On the surface level, Big Trouble in Little China (1986) is just another American martial arts movie. It stars a white protagonist who enters a mysterious oriental world, and is chalk full of Fu Manchu caricatures and other stereotypes evoking the East-Asian mysticism trope that plagues Hollywood. However, what sets Big Trouble apart – and elevates it to the status of cult classic – is the unique way its protagonist operates in the story.
The film’s IMDb summary would have you believe that Big Trouble stars Kurt Russel as the lead and a Chinese-American actor named Dennis Dunn as his sidekick. Upon watching the movie, you’ll find that it’s the other way around. While Russel’s Jack Burton may begin the film as the focal character, it quickly becomes clear that he isn’t meant to be the typical white savior character who inexplicably masters the ancient ways of a foreign culture immediately upon entering it. No, Burton is a buffoon who bumbles his way through the movie and [mild spoilers] even spends most of the climax unconscious after accidentally dropping a rock on his own head. Meanwhile, Dunn’s Wang Chi and the other Asian-American members of the cast take on the threat they, as residents of “Little China” (a fictionalized version of San Francisco’s Chinatown), are actually equipped to handle. So instead of being a story about a white man saving a foreign culture, it’s a story about people saving their own culture.

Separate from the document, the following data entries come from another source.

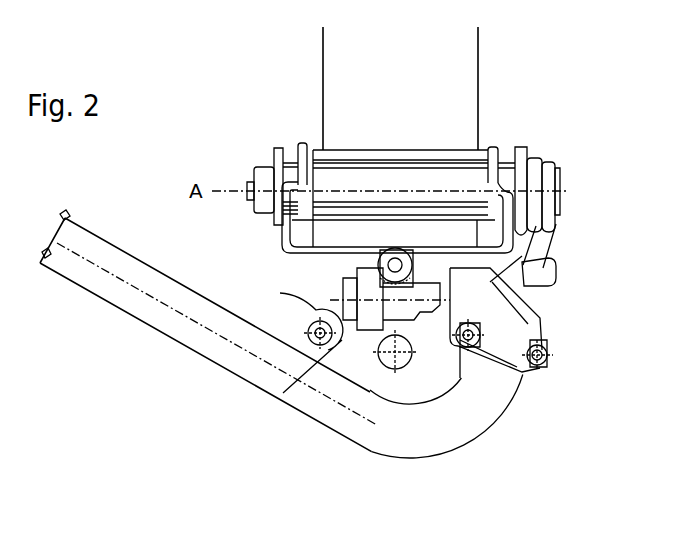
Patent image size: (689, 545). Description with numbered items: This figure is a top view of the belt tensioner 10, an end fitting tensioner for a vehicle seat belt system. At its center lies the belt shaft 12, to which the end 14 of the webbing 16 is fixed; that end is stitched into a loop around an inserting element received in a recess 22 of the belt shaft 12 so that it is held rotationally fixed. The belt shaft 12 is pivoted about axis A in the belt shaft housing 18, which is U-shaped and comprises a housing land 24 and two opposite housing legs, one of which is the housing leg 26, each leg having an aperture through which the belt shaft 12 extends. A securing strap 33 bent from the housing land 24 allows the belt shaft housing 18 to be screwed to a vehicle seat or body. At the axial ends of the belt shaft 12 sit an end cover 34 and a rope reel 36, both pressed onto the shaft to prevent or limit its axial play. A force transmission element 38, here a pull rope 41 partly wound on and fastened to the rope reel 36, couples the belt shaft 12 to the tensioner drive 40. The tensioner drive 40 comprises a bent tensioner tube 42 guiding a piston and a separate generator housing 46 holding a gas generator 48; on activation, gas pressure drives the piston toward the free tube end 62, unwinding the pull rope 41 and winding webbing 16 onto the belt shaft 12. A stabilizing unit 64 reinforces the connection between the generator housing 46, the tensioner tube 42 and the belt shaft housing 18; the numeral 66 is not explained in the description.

The belt tensioner 10 is at (160, 410).
The belt shaft 12 is at (576, 171).
The end of the webbing 14 is at (312, 142).
The webbing 16 is at (447, 78).
The belt shaft housing 18 is at (527, 266).
The recess 22 is at (482, 149).
The housing land 24 is at (332, 260).
The housing leg 26 is at (283, 218).
The securing strap 33 is at (407, 380).
The end cover 34 is at (258, 168).
The rope reel 36 is at (562, 177).
The force transmission element 38 is at (568, 253).
The pull rope 41 is at (515, 258).
The tensioner drive 40 is at (424, 398).
The tensioner tube 42 is at (193, 308).
The generator housing 46 is at (372, 322).
The gas generator 48 is at (343, 312).
The free tube end 62 is at (46, 226).
The stabilizing unit 64 is at (544, 320).
The plate 66 is at (512, 330).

All that being said, the movie does use an excessive amount of oriental tropes. While you could argue that it does so in a tongue in cheek manner, it’s still perpetuating harmful stereotypes. Whether the positive elements outweigh those negatives is up to the viewer. Personally (and obviously I am in no way an authority when it comes to Asian-American representation), I find Big Trouble to be a refreshing subversion of the white savior narrative, and altogether a pretty fun movie.